For the transition from `n=2 to n=1` , which of the following will produce shortest wavelength ?

To determine which transition from \( n=2 \) to \( n=1 \) produces the shortest wavelength, we can use the formula derived from Bohr's theory for hydrogen-like atoms: \[ \frac{1}{\lambda} = R_H \cdot Z^2 \left( \frac{1}{n_1^2} - \frac{1}{n_2^2} \right) \] Where: - \( \lambda \) is the wavelength, - \( R_H \) is the Rydberg constant, - \( Z \) is the atomic number, - \( n_1 \) is the lower energy level (1 in this case), - \( n_2 \) is the higher energy level (2 in this case). ### Step-by-Step Solution: 1. **Identify the Transition**: We are looking at the transition from \( n=2 \) to \( n=1 \). 2. **Substitute Values**: For this transition, \( n_1 = 1 \) and \( n_2 = 2 \).

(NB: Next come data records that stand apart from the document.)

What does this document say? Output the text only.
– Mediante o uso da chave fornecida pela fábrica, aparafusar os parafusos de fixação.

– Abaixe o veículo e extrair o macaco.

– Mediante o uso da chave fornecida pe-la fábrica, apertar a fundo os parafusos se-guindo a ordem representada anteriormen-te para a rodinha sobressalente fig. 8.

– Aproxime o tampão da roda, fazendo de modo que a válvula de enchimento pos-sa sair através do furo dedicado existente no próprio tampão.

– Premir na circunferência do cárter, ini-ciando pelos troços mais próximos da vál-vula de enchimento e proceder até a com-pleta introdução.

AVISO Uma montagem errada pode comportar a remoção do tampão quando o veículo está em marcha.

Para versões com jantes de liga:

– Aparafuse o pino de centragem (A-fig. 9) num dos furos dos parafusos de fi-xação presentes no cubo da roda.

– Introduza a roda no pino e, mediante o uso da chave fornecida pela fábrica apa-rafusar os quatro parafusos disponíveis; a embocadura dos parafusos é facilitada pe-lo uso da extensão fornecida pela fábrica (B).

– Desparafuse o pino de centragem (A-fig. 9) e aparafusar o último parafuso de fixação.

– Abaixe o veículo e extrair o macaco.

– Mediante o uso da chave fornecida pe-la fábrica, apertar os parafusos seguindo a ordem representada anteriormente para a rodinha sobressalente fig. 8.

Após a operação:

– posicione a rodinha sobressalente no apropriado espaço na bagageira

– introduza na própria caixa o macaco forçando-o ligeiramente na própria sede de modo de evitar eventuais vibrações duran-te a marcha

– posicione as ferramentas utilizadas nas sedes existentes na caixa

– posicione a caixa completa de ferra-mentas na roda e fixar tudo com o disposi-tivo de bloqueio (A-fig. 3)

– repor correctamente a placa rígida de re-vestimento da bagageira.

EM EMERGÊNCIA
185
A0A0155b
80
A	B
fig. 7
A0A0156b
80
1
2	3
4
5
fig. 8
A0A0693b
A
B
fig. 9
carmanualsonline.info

The formula becomes: \[ \frac{1}{\lambda} = R_H \cdot Z^2 \left( \frac{1}{1^2} - \frac{1}{2^2} \right) = R_H \cdot Z^2 \left( 1 - \frac{1}{4} \right) = R_H \cdot Z^2 \cdot \frac{3}{4} \] 3. **Determine Atomic Numbers**: - For Hydrogen (H): \( Z = 1 \) - For Deuterium (D): \( Z = 1 \) (it is an isotope of hydrogen) - For Helium ion (He\(^+\)): \( Z = 2 \) - For Lithium ion (Li\(^{2+}\)): \( Z = 3 \) 4. **Calculate \( \frac{1}{\lambda} \)** for each atom: - For H: \[ \frac{1}{\lambda} = R_H \cdot (1^2) \cdot \frac{3}{4} = \frac{3}{4} R_H \] - For D: \[ \frac{1}{\lambda} = R_H \cdot (1^2) \cdot \frac{3}{4} = \frac{3}{4} R_H \] - For He\(^+\): \[ \frac{1}{\lambda} = R_H \cdot (2^2) \cdot \frac{3}{4} = 3 R_H \] - For Li\(^{2+}\): \[ \frac{1}{\lambda} = R_H \cdot (3^2) \cdot \frac{3}{4} = \frac{27}{4} R_H \] 5. **Compare Values**: The values of \( \frac{1}{\lambda} \) are: - H: \( \frac{3}{4} R_H \) - D: \( \frac{3}{4} R_H \) - He\(^+\): \( 3 R_H \) - Li\(^{2+}\): \( \frac{27}{4} R_H \) The highest value of \( \frac{1}{\lambda} \) corresponds to the shortest wavelength. 6. **Conclusion**: The highest value is for Li\(^{2+}\) with \( \frac{27}{4} R_H \), indicating that the transition from \( n=2 \) to \( n=1 \) in Li\(^{2+}\) produces the shortest wavelength. Thus, the answer is **Li\(^{2+}\)** (option no. 4).